Epilepsy is a complex neurological syndrome characterized by seizures resulting from neuronal hyperexcitability and sudden and synchronized bursts of electrical discharges. Impaired astrocyte function that results in glutamate excitotoxicity has been recognized to play a key role in the pathogenesis of epilepsy. While there are 26 drugs marketed as anti-epileptic drugs no current treatments are disease modifying as they only suppress seizures rather than the development and progression of epilepsy. Excitatory amino acid transporters (EAATs) are critical for maintaining low extracellular glutamate concentrations and preventing excitotoxicity. When extracellular glutamate concentrations rise to abnormal levels, glutamate receptor overactivation and the subsequent excessive influx of calcium into the post-synaptic neuron can trigger cell death pathways. In this review we discuss targeting EAAT2, the predominant glutamate transporter in the CNS, as a promising approach for developing therapies for epilepsy. EAAT2 upregulation via transcriptional and translational regulation has proven successful in vivo in reducing spontaneous recurrent seizures and offering neuroprotective effects. Another approach to regulate EAAT2 activity is through positive allosteric modulation (PAM). Novel PAMs of EAAT2 have recently been identified and are under development, representing a promising approach for the advance of novel therapeutics for epilepsy.

Keywords: Astrocytes; EAAT2; Epilepsy; Excitotoxicity; Glutamate; Glutamate transporter.

Figure 1.. Representation of a tri-partite glutamatergic synapse, under physiological and excitotoxicity conditions, leading to the development of epilepsy.

The intense seizure activity seen in SE causes excessive glutamate release resulting in overstimulation of glutamate receptors leading to massive influxes of Ca²⁺, subsequently triggering mass neuronal death via glutamate excitotoxicity mechanisms. Following the initial insult or injury there is a latent period that may last up to several years in which complex molecular, biochemical, and structural changes occur, including changes in synaptic plasticity and neuronal connectivity reorganization of neuronal networks.
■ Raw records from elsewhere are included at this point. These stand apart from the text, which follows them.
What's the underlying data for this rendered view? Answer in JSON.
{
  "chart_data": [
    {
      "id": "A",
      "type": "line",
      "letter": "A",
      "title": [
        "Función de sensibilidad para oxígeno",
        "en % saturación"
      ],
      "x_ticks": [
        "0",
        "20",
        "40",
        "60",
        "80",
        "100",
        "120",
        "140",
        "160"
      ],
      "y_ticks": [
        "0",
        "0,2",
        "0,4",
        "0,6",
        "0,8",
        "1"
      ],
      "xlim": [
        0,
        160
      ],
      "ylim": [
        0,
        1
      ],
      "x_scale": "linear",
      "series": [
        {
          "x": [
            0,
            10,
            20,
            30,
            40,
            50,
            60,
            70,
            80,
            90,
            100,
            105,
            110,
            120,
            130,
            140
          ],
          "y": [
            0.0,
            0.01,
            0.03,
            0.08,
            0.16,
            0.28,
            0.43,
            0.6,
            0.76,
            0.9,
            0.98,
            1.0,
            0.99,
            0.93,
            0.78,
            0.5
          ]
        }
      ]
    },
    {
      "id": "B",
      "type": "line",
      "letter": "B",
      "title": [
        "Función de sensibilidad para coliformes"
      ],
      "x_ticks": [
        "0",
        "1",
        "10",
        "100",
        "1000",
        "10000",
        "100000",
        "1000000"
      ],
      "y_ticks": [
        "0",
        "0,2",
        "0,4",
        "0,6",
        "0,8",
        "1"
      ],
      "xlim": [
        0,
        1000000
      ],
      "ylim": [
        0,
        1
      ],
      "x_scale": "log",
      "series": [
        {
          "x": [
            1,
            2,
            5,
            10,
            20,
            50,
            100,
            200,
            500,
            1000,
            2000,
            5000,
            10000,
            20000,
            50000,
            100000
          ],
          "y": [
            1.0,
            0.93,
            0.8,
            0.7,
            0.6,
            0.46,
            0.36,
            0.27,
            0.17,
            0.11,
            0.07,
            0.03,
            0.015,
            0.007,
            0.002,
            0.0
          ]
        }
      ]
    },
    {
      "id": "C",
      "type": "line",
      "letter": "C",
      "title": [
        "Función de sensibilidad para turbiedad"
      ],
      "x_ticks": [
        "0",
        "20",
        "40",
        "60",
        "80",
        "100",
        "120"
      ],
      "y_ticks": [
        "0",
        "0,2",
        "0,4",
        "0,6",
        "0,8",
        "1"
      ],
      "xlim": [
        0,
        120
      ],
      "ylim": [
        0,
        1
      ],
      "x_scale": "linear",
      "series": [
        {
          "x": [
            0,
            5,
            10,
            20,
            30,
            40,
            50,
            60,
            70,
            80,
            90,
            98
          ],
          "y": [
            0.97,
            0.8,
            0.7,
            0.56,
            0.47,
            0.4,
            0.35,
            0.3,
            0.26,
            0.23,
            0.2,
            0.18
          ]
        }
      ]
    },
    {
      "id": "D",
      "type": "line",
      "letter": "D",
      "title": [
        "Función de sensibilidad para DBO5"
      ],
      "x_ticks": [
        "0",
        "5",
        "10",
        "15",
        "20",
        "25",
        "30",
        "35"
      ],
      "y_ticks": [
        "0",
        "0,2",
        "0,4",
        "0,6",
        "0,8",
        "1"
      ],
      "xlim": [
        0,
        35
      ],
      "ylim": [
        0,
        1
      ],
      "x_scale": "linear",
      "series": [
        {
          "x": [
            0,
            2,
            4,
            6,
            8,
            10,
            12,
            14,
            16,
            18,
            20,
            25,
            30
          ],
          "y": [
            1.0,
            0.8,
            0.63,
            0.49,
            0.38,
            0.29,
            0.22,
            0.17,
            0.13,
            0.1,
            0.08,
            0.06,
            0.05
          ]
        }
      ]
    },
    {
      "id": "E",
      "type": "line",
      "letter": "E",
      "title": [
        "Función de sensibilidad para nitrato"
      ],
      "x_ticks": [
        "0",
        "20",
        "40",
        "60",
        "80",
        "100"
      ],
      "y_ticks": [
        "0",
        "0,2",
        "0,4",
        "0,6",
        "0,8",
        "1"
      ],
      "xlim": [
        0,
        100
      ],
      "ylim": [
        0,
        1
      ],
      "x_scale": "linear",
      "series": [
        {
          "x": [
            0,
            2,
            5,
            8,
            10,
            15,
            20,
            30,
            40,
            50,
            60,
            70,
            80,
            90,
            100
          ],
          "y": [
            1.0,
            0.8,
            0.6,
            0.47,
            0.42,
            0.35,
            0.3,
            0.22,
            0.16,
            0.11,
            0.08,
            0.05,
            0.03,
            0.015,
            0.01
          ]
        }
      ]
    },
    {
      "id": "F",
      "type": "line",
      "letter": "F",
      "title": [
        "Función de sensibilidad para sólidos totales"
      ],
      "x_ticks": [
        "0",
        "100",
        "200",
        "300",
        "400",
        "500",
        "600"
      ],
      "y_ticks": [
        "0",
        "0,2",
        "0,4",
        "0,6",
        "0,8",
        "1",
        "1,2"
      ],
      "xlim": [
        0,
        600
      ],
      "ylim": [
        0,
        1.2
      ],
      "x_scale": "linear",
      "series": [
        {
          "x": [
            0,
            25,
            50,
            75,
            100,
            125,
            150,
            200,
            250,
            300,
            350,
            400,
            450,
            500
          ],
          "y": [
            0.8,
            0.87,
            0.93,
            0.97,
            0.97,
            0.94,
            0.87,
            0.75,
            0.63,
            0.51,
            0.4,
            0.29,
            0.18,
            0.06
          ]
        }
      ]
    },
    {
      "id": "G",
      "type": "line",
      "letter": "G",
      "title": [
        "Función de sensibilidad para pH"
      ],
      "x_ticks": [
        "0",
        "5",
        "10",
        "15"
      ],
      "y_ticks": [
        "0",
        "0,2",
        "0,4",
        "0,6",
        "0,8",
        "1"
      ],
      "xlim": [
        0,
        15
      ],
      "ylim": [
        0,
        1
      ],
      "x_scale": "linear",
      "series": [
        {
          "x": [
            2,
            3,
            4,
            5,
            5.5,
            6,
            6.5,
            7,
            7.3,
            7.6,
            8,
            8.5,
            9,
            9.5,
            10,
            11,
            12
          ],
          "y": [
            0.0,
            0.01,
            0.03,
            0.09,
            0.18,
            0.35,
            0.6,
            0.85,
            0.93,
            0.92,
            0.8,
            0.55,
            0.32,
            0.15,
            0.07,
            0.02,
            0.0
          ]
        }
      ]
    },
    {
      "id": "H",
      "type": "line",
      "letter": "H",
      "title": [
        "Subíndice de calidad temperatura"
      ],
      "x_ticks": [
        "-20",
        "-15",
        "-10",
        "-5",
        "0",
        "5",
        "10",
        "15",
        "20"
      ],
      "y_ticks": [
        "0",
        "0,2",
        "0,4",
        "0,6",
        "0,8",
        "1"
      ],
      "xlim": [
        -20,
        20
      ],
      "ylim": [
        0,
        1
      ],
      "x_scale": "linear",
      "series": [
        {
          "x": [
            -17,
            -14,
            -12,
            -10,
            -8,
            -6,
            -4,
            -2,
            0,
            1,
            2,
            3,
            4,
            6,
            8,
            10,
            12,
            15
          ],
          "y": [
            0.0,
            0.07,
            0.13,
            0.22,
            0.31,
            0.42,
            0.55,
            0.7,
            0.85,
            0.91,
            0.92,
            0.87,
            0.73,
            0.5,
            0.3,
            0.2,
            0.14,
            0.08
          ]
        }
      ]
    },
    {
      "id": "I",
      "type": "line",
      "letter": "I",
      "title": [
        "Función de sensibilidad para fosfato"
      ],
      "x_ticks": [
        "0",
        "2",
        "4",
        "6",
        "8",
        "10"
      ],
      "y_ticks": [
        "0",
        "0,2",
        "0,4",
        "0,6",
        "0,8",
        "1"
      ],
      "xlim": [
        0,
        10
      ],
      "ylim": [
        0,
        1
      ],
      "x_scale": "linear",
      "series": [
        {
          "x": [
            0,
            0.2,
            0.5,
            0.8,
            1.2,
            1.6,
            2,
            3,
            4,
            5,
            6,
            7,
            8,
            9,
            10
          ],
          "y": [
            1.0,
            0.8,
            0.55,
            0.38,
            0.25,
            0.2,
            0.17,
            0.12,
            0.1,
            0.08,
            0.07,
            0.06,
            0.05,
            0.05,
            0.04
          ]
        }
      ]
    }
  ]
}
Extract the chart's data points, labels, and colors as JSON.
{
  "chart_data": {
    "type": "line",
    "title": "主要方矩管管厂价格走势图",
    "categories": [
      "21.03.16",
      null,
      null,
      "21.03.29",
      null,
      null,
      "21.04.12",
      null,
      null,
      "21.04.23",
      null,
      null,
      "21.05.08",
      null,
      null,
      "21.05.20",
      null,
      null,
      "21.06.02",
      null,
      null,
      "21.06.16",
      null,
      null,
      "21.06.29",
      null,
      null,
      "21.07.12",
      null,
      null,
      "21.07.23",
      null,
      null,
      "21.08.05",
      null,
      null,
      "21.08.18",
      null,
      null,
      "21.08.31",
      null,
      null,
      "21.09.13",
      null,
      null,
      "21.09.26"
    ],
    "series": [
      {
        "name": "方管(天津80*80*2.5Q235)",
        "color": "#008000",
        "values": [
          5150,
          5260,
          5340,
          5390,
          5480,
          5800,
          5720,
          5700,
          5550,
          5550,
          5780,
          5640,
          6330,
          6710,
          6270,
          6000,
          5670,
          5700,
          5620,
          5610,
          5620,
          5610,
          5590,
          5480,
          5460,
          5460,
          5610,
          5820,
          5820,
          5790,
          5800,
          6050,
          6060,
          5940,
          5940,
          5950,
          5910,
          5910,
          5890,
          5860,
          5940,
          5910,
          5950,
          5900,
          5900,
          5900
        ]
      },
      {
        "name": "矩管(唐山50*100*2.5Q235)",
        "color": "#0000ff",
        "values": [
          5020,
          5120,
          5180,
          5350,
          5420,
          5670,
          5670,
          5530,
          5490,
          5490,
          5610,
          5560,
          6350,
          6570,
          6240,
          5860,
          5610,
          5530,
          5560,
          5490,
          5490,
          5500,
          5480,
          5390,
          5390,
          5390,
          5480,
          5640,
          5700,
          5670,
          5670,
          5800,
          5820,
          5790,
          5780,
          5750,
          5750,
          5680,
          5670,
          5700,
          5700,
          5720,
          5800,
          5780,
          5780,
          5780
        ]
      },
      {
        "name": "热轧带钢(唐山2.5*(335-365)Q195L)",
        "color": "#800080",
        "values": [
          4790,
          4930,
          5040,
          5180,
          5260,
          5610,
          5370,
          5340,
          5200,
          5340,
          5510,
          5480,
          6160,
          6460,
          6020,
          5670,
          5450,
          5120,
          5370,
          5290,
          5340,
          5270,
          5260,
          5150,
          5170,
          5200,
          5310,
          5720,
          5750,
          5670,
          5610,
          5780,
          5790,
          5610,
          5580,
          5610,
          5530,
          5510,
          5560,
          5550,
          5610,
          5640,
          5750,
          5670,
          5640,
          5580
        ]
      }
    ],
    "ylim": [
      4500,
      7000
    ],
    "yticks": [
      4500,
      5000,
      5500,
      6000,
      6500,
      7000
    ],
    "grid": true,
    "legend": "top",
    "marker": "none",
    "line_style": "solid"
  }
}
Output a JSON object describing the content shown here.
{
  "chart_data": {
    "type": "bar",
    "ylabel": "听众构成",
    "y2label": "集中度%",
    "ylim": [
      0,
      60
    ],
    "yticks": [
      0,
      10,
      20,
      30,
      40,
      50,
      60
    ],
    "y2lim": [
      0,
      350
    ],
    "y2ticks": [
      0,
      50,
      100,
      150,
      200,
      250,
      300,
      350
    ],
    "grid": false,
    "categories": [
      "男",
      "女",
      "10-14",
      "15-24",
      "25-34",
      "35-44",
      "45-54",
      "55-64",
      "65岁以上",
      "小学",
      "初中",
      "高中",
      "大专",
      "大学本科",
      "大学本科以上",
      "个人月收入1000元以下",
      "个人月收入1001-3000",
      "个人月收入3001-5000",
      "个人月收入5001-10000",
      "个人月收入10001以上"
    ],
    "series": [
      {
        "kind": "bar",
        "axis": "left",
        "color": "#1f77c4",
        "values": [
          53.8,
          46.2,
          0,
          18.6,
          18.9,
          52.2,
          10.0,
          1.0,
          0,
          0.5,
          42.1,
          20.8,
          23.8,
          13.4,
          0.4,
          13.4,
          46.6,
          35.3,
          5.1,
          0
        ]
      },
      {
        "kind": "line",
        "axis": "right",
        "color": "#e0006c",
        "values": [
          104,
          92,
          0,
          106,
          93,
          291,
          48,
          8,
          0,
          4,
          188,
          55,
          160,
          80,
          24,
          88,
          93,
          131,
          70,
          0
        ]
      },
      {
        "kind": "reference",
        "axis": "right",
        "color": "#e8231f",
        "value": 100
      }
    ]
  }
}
Within minutes to days following the initial insult, acute early changes include rapid alterations to ion channel kinetics, post-translational modifications to existing functional proteins, and activation of immediate early genes. Hours to weeks after the insult, subacute changes occur, including transcriptional events, neuronal death, and activation of inflammatory cascades. The chronic changes that follow over weeks to months include anatomical changes, such as neurogenesis, mossy fiber sprouting, network reorganization, and gliosis. These changes ultimately lead to neuronal networks being more susceptible to hyperexcitability and synchronous firing of these excitatory neurons, leading to more seizures and eventually spontaneous recurrent seizures This results in the emergence of chronic epilepsies such as TLE. Figure created with BioRender.com.

Figure 2.

A. Two-dimensional membrane topology diagram of a single protomer of glutamate transporter, depicting eight transmembrane domains and hairpin loops, and showing the spatial distribution of EA6 and epileptic encephalopathies associated missense mutations: M128R, C186S, P290R, T3128A, A329T, V393I, R499Q in EAAT1 (in grey circles) and G28R and L85P in EAAT2 (in yellow circles). The scaffolding and transport domains are shown in red and green, respectively. B. The tertiary structure of a single glutamate transporter protomer shown in the plane of the membrane, depicting scaffolding and transport domains in red and green, respectively, substrate and sodium binding sites (orthosteric site or OS, in yellow), a proposed allosteric site (AS in pink, from reference [188]), and positions of the EA6 and epileptic encephalopathies mutations. Structure was modelled using the crystal structure of EAAT1 in complex with L-aspartate (PDB 5LLM, ref [147]) as template, using PyMol Molecular Graphic Systems, version 2.4.1, Schrodinger, LLC. Note: Residues G82, L85 (EAAT2 numbering), M128, C186, P290 and V393 (EAAT1 numbering) are conserved between EAAT1 and EAAT2 transporter subtypes. However, T318 in EAAT1 is M317 in EAAT2, A329 in EAAT1 is G328 in EAAT2 and R499 in EAAT1 is K498 in EAAT2.